Enfin, on se doit de citer en Italie, Franca Sozzani qui elle aussi a marqué l’histoire du magazine. Grâce à son travail, de 1987 à 2016, Vogue Italia est devenu une référence dans le monde de la mode. Elle a beaucoup collaboré avec le photographe Steven Meisel et à contribuer à l’ère des supermodel en couverture dans les années 90.
Période de crise, le règne de Vogue en balance ?
Depuis sa création en 1892, Vogue a été l’un des principaux moteurs de l’industrie de la mode et un prescripteur de tendance incontournable. L’édition parisienne a travaillé avec de nombreux photographes, stylistes et créateurs talentueux au fil des ans, lui permettant de maintenir sa position de leader dans l’industrie. La publication est également reconnue pour son engagement envers les questions sociales et politiques, notamment la diversité et l’inclusion (mais non sans remous, avec Edmonde Charles Roux, comme on l’a évoqué) ce qui lui vaux un grand respect et une large audience.

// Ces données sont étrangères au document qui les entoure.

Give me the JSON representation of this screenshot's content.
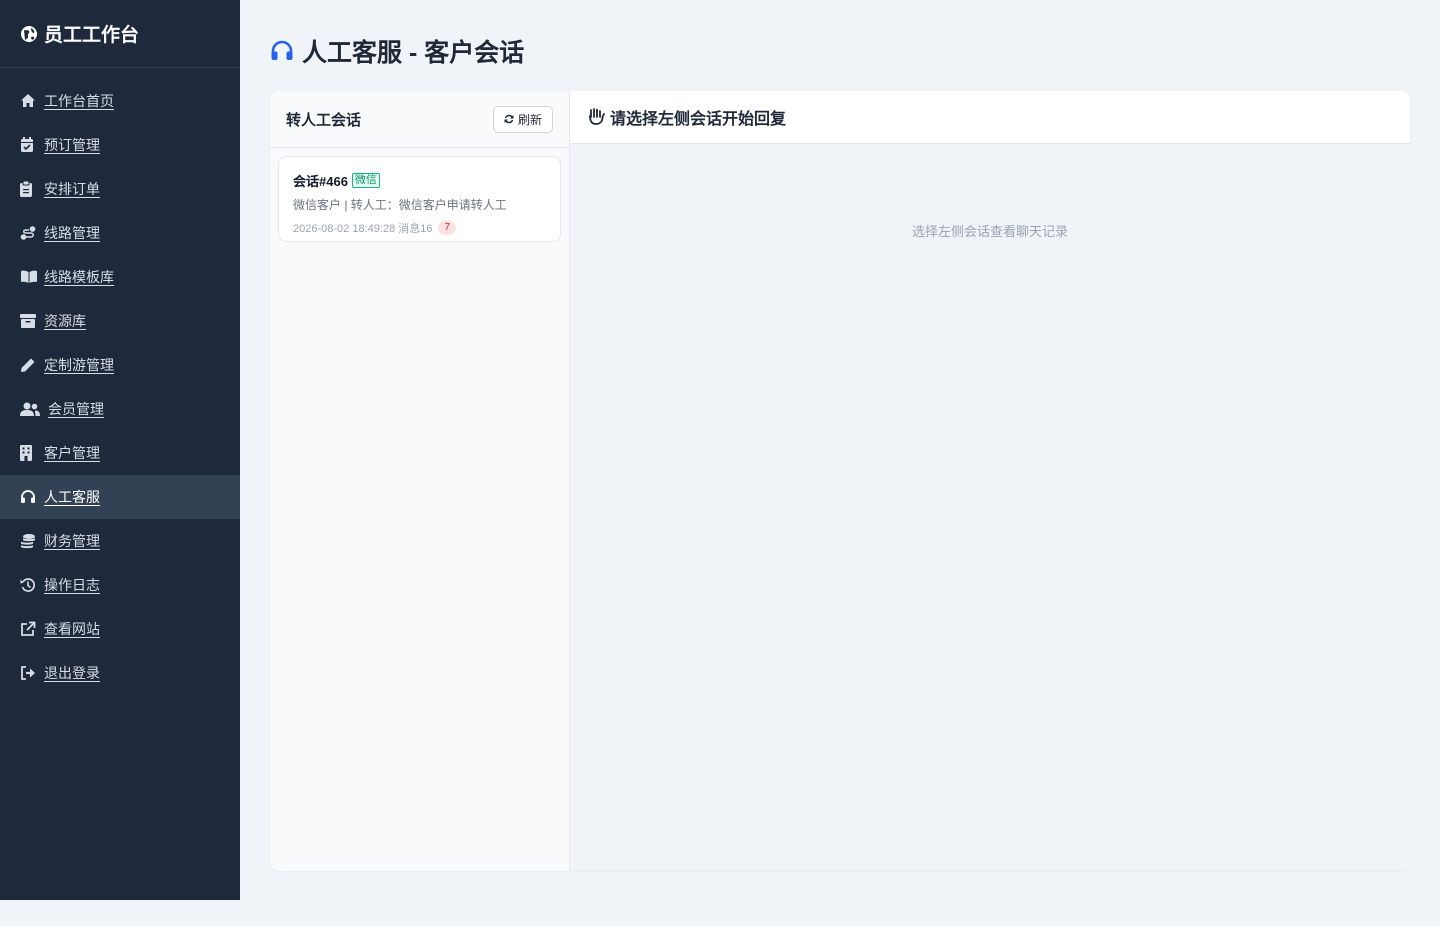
{
  "sidebar": {
    "brand": "员工工作台",
    "items": [
      {
        "label": "工作台首页",
        "icon": "home-icon"
      },
      {
        "label": "预订管理",
        "icon": "calendar-check-icon"
      },
      {
        "label": "安排订单",
        "icon": "clipboard-icon"
      },
      {
        "label": "线路管理",
        "icon": "route-icon"
      },
      {
        "label": "线路模板库",
        "icon": "book-icon"
      },
      {
        "label": "资源库",
        "icon": "archive-icon"
      },
      {
        "label": "定制游管理",
        "icon": "pencil-icon"
      },
      {
        "label": "会员管理",
        "icon": "users-icon"
      },
      {
        "label": "客户管理",
        "icon": "building-icon"
      },
      {
        "label": "人工客服",
        "icon": "headset-icon",
        "active": true
      },
      {
        "label": "财务管理",
        "icon": "coins-icon"
      },
      {
        "label": "操作日志",
        "icon": "history-icon"
      },
      {
        "label": "查看网站",
        "icon": "external-link-icon"
      },
      {
        "label": "退出登录",
        "icon": "sign-out-icon"
      }
    ]
  },
  "page": {
    "title": "人工客服 - 客户会话"
  },
  "conversation_list": {
    "title": "转人工会话",
    "refresh_label": "刷新",
    "items": [
      {
        "title": "会话#466",
        "channel": "微信",
        "description": "微信客户 | 转人工：微信客户申请转人工",
        "meta": "2026-08-02 18:49:28 消息16",
        "unread": "7"
      }
    ]
  },
  "chat": {
    "header": "请选择左侧会话开始回复",
    "empty_text": "选择左侧会话查看聊天记录"
  },
  "colors": {
    "sidebar_bg": "#1e293b",
    "sidebar_active": "#334155",
    "accent": "#2563eb",
    "channel_green": "#10b981",
    "unread_red": "#dc2626"
  }
}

En 2020, révolution chez Condé Nast : une nouvelle stratégie globale apparait. Exit le poste de rédacteur en chef pour les éditions historiques italienne et Française. C’est le britannique Edward Enninful qui gère désormais les principales éditions depuis Londres en tant que directeur éditorial européen. Ancien collaborateur de Vogue Italie, il redonne aujourd’hui de la crédibilité au Vogue British en tant que rédacteur en chef, au détriment des éditions Françaises, espagnoles, italiennes… forcément lésées dans l’histoire.
Les séries de mode, souvent au nombre de 4 ou 5 dans chaque numéro, sont désormais majoritairement communes à toutes les éditions. On perd ainsi une partie de l’essence, de l’identité et de la créativité de chaque édition. Moins de proposition artistique c’est toujours dommageable. C’est évidemment une stratégie de réduction de coût qui emporte cette décision, mais on a pu voir sur les réseaux une déception poindre chez les fans du magazine : à quoi bon découvrir les éditions Italiennes ou Espagnoles si c’est pour y retrouver à peu de choses près le même contenu éditorial?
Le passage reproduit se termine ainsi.